Slow Cooked BBQ Leg Of Lamb With Rosemary & Mustard Crust
A rare free weekend at home meant I had the chance to roll out the Mac’s ProQ™ Excel 20 and give it the time it deserves with a lovely leg of lamb.
The Excel 20 is very versatile and in addition to being a grill and a smoker, it’s easy to replicate the cooking style of very expensive (and trendy) steam ovens which produce beautifully moist roasts of meat.
Here’s what I did…
- Take a whole leg of lamb, gave it a good rinse and pat dry – mine weighed in around 2.8kgs.
- With a sharp paring knife, stab the leg in several places and insert slivers of garlic so they sit in the meat.
- Next a light coating of olive oil rubbed all over the leg, followed by a generous rub over with flaked sea salt and freshly ground black pepper.
- The rosemary wet rub is one standard supermarket pack of rosemary (just the leaves (but keep the stalks for later) finely chopped and then mixed with 2-3 tablespoons of wholegrain mustard smeared generously all over the leg.
- I was looking for only a very subtle hint of smoke flavour so I set the Excel 20 up with a full load of charcoal that had turned white and added just one small lump of cherry to get it going followed by the rosemary stalks.
- Fill the water bowl and sit over the coals so as the meat is slow-roasting, the steam is keeping it lovely and moist.
- I wanted to cook at a slightly higher temperature than a normal smoking sessions so I kept all the bottom vents open – this leveled the temp out at around 280-300 degrees F and I kept it there for about 5 hrs
- After a couple of hours, the lamb was looking superb, but a prod around (confirmed by a meat thermometer) indicated the inside was still very rare so I topped up the water bowl, lid back on and left it for another 3 hrs.
- Crucially, the leg was removed from the grill, loosely tented in tin foil and allowed to rest about 20 mins before slicing to allow the juices to redistribute.
With a starting weight of 2.8kgs, the leg comfortably fed 6 adults and a number of kids with generous portions, seconds and thirds for thise that wanted it and enough leftover for lamb sarnies today.

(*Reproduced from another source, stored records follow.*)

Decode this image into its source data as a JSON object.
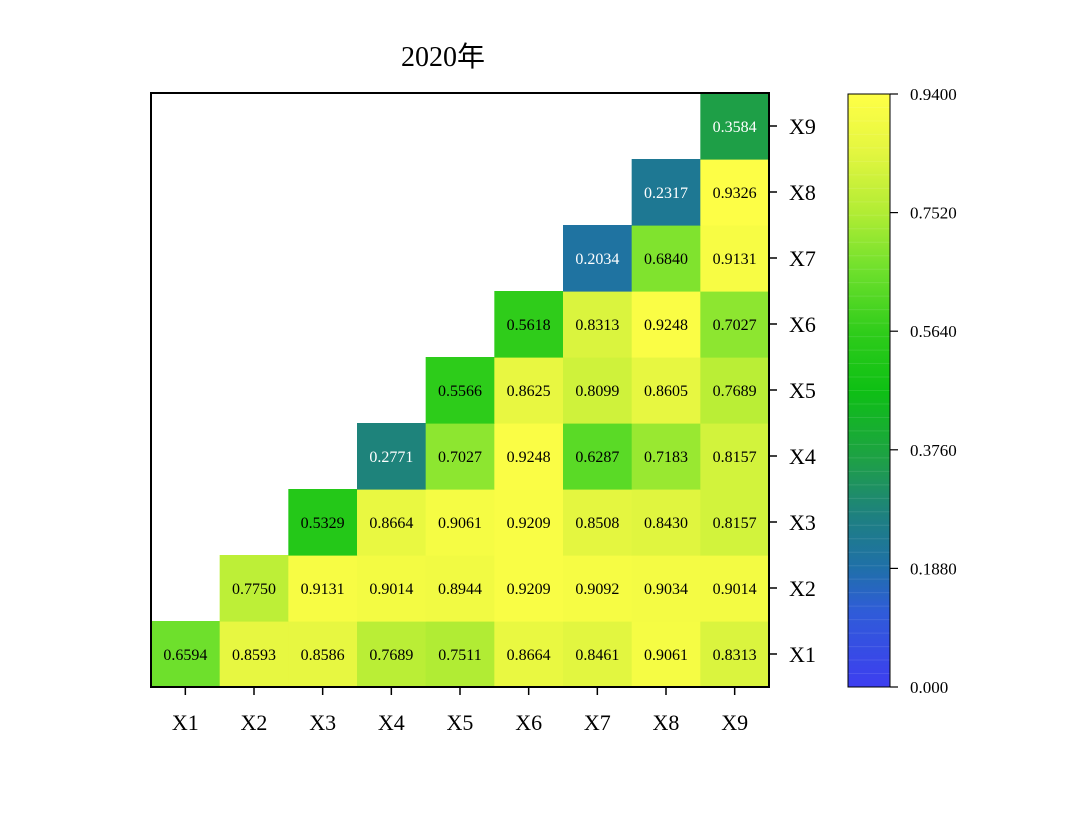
{
  "chart_data": {
    "type": "heatmap",
    "title": "2020年",
    "x_categories": [
      "X1",
      "X2",
      "X3",
      "X4",
      "X5",
      "X6",
      "X7",
      "X8",
      "X9"
    ],
    "y_categories": [
      "X1",
      "X2",
      "X3",
      "X4",
      "X5",
      "X6",
      "X7",
      "X8",
      "X9"
    ],
    "matrix": [
      [
        "0.6594",
        "0.8593",
        "0.8586",
        "0.7689",
        "0.7511",
        "0.8664",
        "0.8461",
        "0.9061",
        "0.8313"
      ],
      [
        null,
        "0.7750",
        "0.9131",
        "0.9014",
        "0.8944",
        "0.9209",
        "0.9092",
        "0.9034",
        "0.9014"
      ],
      [
        null,
        null,
        "0.5329",
        "0.8664",
        "0.9061",
        "0.9209",
        "0.8508",
        "0.8430",
        "0.8157"
      ],
      [
        null,
        null,
        null,
        "0.2771",
        "0.7027",
        "0.9248",
        "0.6287",
        "0.7183",
        "0.8157"
      ],
      [
        null,
        null,
        null,
        null,
        "0.5566",
        "0.8625",
        "0.8099",
        "0.8605",
        "0.7689"
      ],
      [
        null,
        null,
        null,
        null,
        null,
        "0.5618",
        "0.8313",
        "0.9248",
        "0.7027"
      ],
      [
        null,
        null,
        null,
        null,
        null,
        null,
        "0.2034",
        "0.6840",
        "0.9131"
      ],
      [
        null,
        null,
        null,
        null,
        null,
        null,
        null,
        "0.2317",
        "0.9326"
      ],
      [
        null,
        null,
        null,
        null,
        null,
        null,
        null,
        null,
        "0.3584"
      ]
    ],
    "colorbar": {
      "min": 0,
      "max": 0.94,
      "tick_values": [
        0,
        0.188,
        0.376,
        0.564,
        0.752,
        0.94
      ],
      "tick_labels": [
        "0.000",
        "0.1880",
        "0.3760",
        "0.5640",
        "0.7520",
        "0.9400"
      ],
      "color_stops": [
        {
          "v": 0.0,
          "c": "#3d3ef0"
        },
        {
          "v": 0.12,
          "c": "#2f5cd8"
        },
        {
          "v": 0.19,
          "c": "#1f70a8"
        },
        {
          "v": 0.27,
          "c": "#1e8080"
        },
        {
          "v": 0.36,
          "c": "#1ea046"
        },
        {
          "v": 0.47,
          "c": "#0ec014"
        },
        {
          "v": 0.56,
          "c": "#2ecc1a"
        },
        {
          "v": 0.66,
          "c": "#6ee02c"
        },
        {
          "v": 0.75,
          "c": "#b0ec34"
        },
        {
          "v": 0.85,
          "c": "#e4f640"
        },
        {
          "v": 0.94,
          "c": "#ffff46"
        }
      ],
      "legend_placement": "right"
    }
  }
}
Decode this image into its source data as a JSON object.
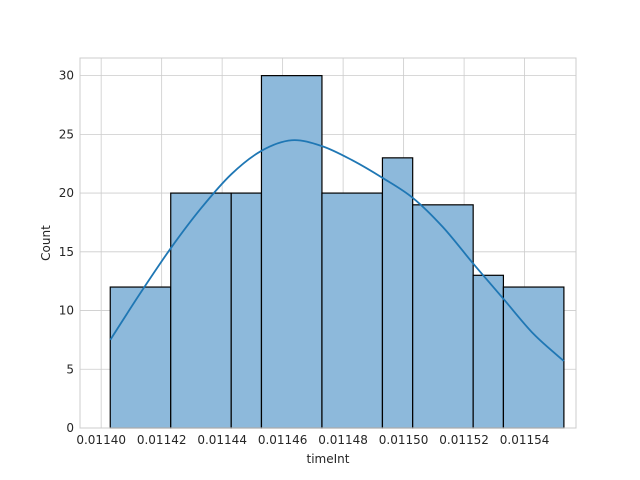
{
  "chart_data": {
    "type": "bar",
    "xlabel": "timeInt",
    "ylabel": "Count",
    "xlim": [
      0.011393,
      0.011557
    ],
    "ylim": [
      0,
      31.5
    ],
    "grid": true,
    "bins": [
      {
        "x0": 0.011403,
        "x1": 0.011423,
        "count": 12
      },
      {
        "x0": 0.011423,
        "x1": 0.011443,
        "count": 20
      },
      {
        "x0": 0.011443,
        "x1": 0.011453,
        "count": 20
      },
      {
        "x0": 0.011453,
        "x1": 0.011473,
        "count": 30
      },
      {
        "x0": 0.011473,
        "x1": 0.011493,
        "count": 20
      },
      {
        "x0": 0.011493,
        "x1": 0.011503,
        "count": 23
      },
      {
        "x0": 0.011503,
        "x1": 0.011523,
        "count": 19
      },
      {
        "x0": 0.011523,
        "x1": 0.011533,
        "count": 13
      },
      {
        "x0": 0.011533,
        "x1": 0.011553,
        "count": 12
      }
    ],
    "kde": {
      "x": [
        0.011403,
        0.011413,
        0.011423,
        0.011433,
        0.011443,
        0.011453,
        0.011463,
        0.011473,
        0.011483,
        0.011493,
        0.011503,
        0.011513,
        0.011523,
        0.011533,
        0.011543,
        0.011553
      ],
      "y": [
        7.5,
        11.5,
        15.3,
        18.7,
        21.6,
        23.6,
        24.5,
        24.0,
        22.8,
        21.3,
        19.6,
        17.1,
        14.0,
        11.0,
        8.0,
        5.7
      ]
    },
    "xticks": [
      0.0114,
      0.01142,
      0.01144,
      0.01146,
      0.01148,
      0.0115,
      0.01152,
      0.01154
    ],
    "xtick_labels": [
      "0.01140",
      "0.01142",
      "0.01144",
      "0.01146",
      "0.01148",
      "0.01150",
      "0.01152",
      "0.01154"
    ],
    "yticks": [
      0,
      5,
      10,
      15,
      20,
      25,
      30
    ],
    "ytick_labels": [
      "0",
      "5",
      "10",
      "15",
      "20",
      "25",
      "30"
    ],
    "colors": {
      "bar_fill": "#8db9db",
      "bar_edge": "#000000",
      "kde_line": "#1f77b4",
      "grid": "#cccccc",
      "spine": "#cccccc"
    }
  }
}
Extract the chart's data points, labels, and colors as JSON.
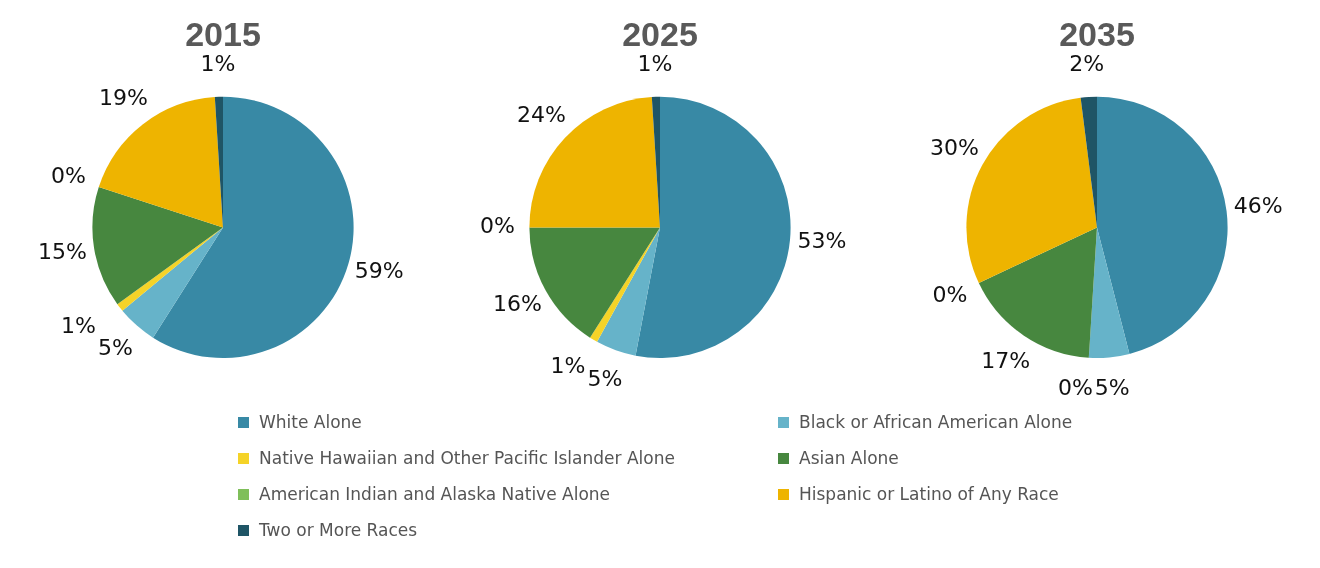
{
  "chart_data": [
    {
      "type": "pie",
      "title": "2015",
      "categories": [
        "White Alone",
        "Black or African American Alone",
        "Native Hawaiian and Other Pacific Islander Alone",
        "Asian Alone",
        "American Indian and Alaska Native Alone",
        "Hispanic or Latino of Any Race",
        "Two or More Races"
      ],
      "values": [
        59,
        5,
        1,
        15,
        0,
        19,
        1
      ],
      "value_labels": [
        "59%",
        "5%",
        "1%",
        "15%",
        "0%",
        "19%",
        "1%"
      ],
      "colors": [
        "#3889a5",
        "#66b3c9",
        "#f5d328",
        "#47873f",
        "#7fbf5a",
        "#eeb400",
        "#1f5566"
      ],
      "legend": "bottom"
    },
    {
      "type": "pie",
      "title": "2025",
      "values": [
        53,
        5,
        1,
        16,
        0,
        24,
        1
      ],
      "value_labels": [
        "53%",
        "5%",
        "1%",
        "16%",
        "0%",
        "24%",
        "1%"
      ],
      "colors": [
        "#3889a5",
        "#66b3c9",
        "#f5d328",
        "#47873f",
        "#7fbf5a",
        "#eeb400",
        "#1f5566"
      ]
    },
    {
      "type": "pie",
      "title": "2035",
      "values": [
        46,
        5,
        0,
        17,
        0,
        30,
        2
      ],
      "value_labels": [
        "46%",
        "5%",
        "0%",
        "17%",
        "0%",
        "30%",
        "2%"
      ],
      "colors": [
        "#3889a5",
        "#66b3c9",
        "#6ec6e8",
        "#47873f",
        "#7fbf5a",
        "#eeb400",
        "#1f5566"
      ]
    }
  ]
}
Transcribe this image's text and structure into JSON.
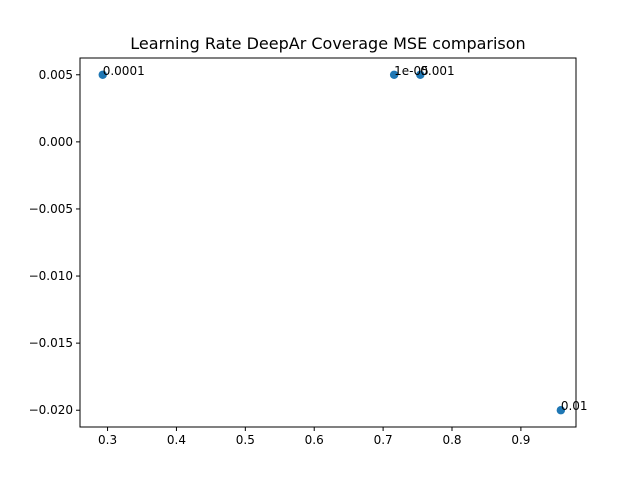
{
  "chart_data": {
    "type": "scatter",
    "title": "Learning Rate DeepAr Coverage MSE comparison",
    "xlabel": "",
    "ylabel": "",
    "xlim": [
      0.26,
      0.98
    ],
    "ylim": [
      -0.02125,
      0.00625
    ],
    "x_ticks": [
      0.3,
      0.4,
      0.5,
      0.6,
      0.7,
      0.8,
      0.9
    ],
    "x_tick_labels": [
      "0.3",
      "0.4",
      "0.5",
      "0.6",
      "0.7",
      "0.8",
      "0.9"
    ],
    "y_ticks": [
      0.005,
      0.0,
      -0.005,
      -0.01,
      -0.015,
      -0.02
    ],
    "y_tick_labels": [
      "0.005",
      "0.000",
      "−0.005",
      "−0.010",
      "−0.015",
      "−0.020"
    ],
    "grid": false,
    "marker_color": "#1f77b4",
    "points": [
      {
        "x": 0.293,
        "y": 0.005,
        "label": "0.0001"
      },
      {
        "x": 0.716,
        "y": 0.005,
        "label": "1e-05"
      },
      {
        "x": 0.754,
        "y": 0.005,
        "label": "0.001"
      },
      {
        "x": 0.958,
        "y": -0.02,
        "label": "0.01"
      }
    ]
  }
}
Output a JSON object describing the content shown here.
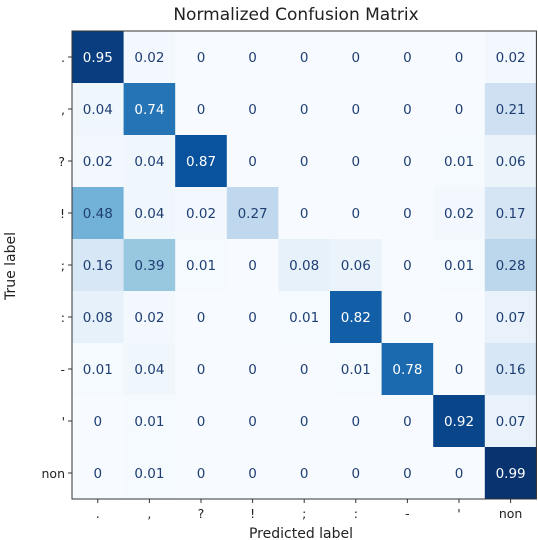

I served it up with a big bowl of roast potatoes, some salad and some fresh tomatoes. And a dish of fresh mint sauce of course.
In my view, this cooking method knocks the spots off oven-cooking lamb. My only initial concern was that too much moisture would mean the crust would fail to form properly, but as you can see from the photos – this was certainly NOT the case! The low temperature and slow roasting delivered superbly tender flesh whilst the steaming effect kept the whole joint moist and succulent with a superb crust.